Gill, who is the co-director of the Yale Program on Aging, said scientists are unsure about if some health problems commonly attributed to aging are aggravated by underlying factors such as testosterone deficiency.
The study, which is being coordinated by the University of Pennsylvania School of Medicine, is primarily funded by the National Institute on Aging (NIA), a component of the NIH.
Sergei Romashkan, the chief of clinical trials for the NIA, said smaller studies had only given hints of the positive effects of testosterone therapy.
Eight hundred men with low testosterone levels over the age of 65 will be recruited to participate in the study, Romashkan said. Seventy of them will be tested at Yale, he added. The men will be randomly assigned to a treatment group that will have a testosterone gel applied to their torsos or a control group that will receive a placebo gel. Over a year, the men’s testosterone levels will be measured every month for the first three months, and then every three months afterward. The researchers will test for physical function, vitality, cognition, sexual function and cardiovascular disease at the end of the year.
Romashkan said he expected the study to take six years. Recruiting subjects, he added, is expected to take a full two-and-a-half years.
Joanne McGloin, the project coordinator at the Yale site, said her staff will distribute a brochure about the study at local flu clinics and through mass mailings. The study will also place advertisements in local newspapers and recruit geriatric health specialists to speak at fraternal organizations around New Haven to spread awareness of the study, she added.
Regardless of the outcome of the study, Gill said it should provide a clear answer to doctors about the usefulness of prescribing testosterone treatments.
“When doctors have better information, they make better decisions,” Gill said. “That will improve the quality of life for older people.”

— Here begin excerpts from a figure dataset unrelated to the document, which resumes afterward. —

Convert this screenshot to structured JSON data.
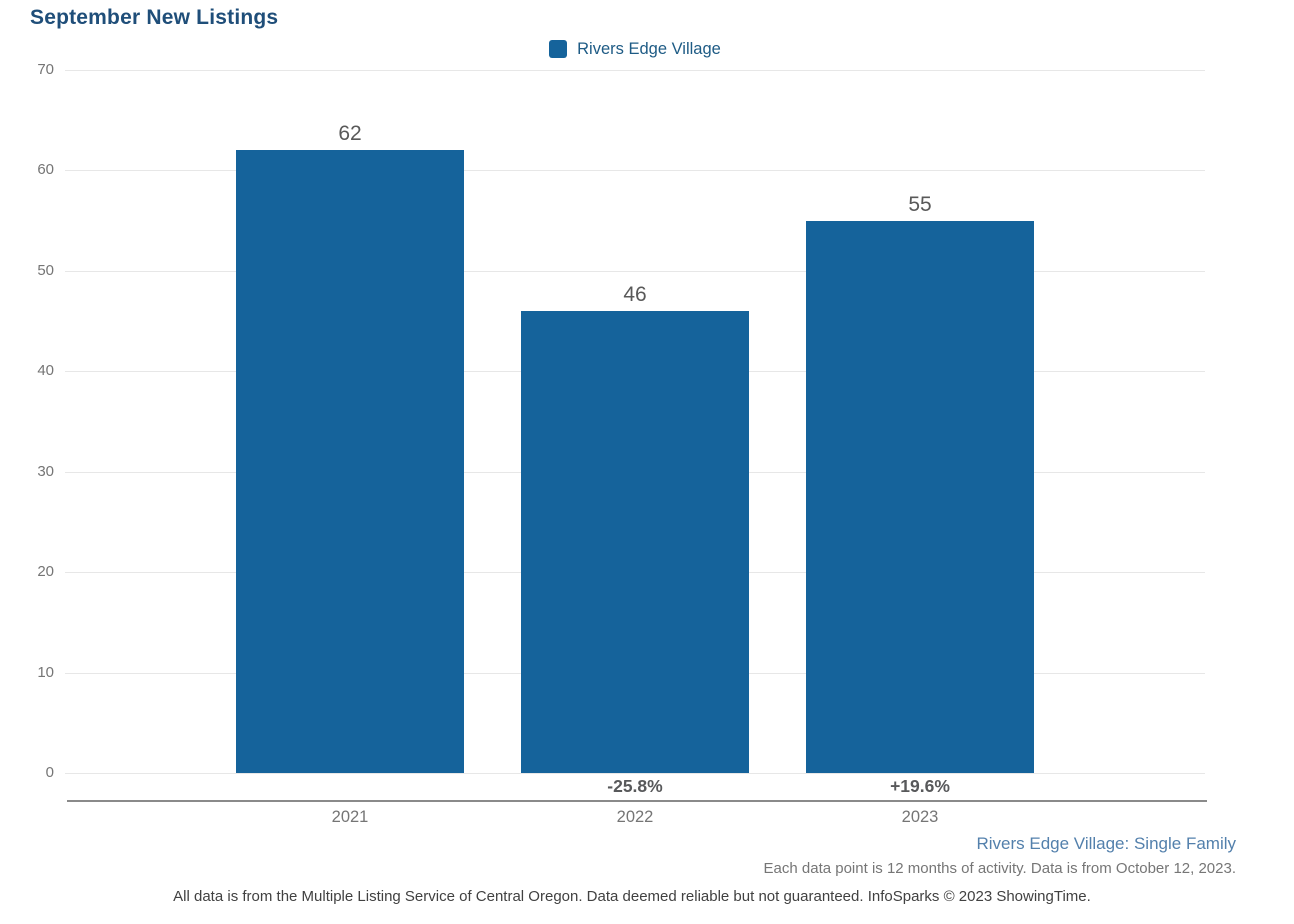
{
  "title": "September New Listings",
  "legend": {
    "label": "Rivers Edge Village",
    "color": "#15639b"
  },
  "chart_data": {
    "type": "bar",
    "title": "September New Listings",
    "categories": [
      "2021",
      "2022",
      "2023"
    ],
    "series": [
      {
        "name": "Rivers Edge Village",
        "values": [
          62,
          46,
          55
        ]
      }
    ],
    "bar_value_labels": [
      "62",
      "46",
      "55"
    ],
    "pct_change_labels": [
      "",
      "-25.8%",
      "+19.6%"
    ],
    "xlabel": "",
    "ylabel": "",
    "ylim": [
      0,
      70
    ],
    "yticks": [
      0,
      10,
      20,
      30,
      40,
      50,
      60,
      70
    ],
    "grid": true,
    "legend_position": "top-center",
    "bar_color": "#15639b"
  },
  "footer": {
    "series_note": "Rivers Edge Village: Single Family",
    "data_note": "Each data point is 12 months of activity. Data is from October 12, 2023.",
    "disclaimer": "All data is from the Multiple Listing Service of Central Oregon. Data deemed reliable but not guaranteed. InfoSparks © 2023 ShowingTime."
  }
}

Romashkan said the total budget for the study is nearly $30 million, with a $25 million grant awarded by the NIA. Additional funding came from the National Heart, Lung, and Blood Institute; the National Institute on Neurological Disorders and Stroke; The Eunice Kennedy Shriver National Institute of Child Health and Human Development and Solvay Pharmaceuticals, the manufacturer of the testosterone gel used in the study.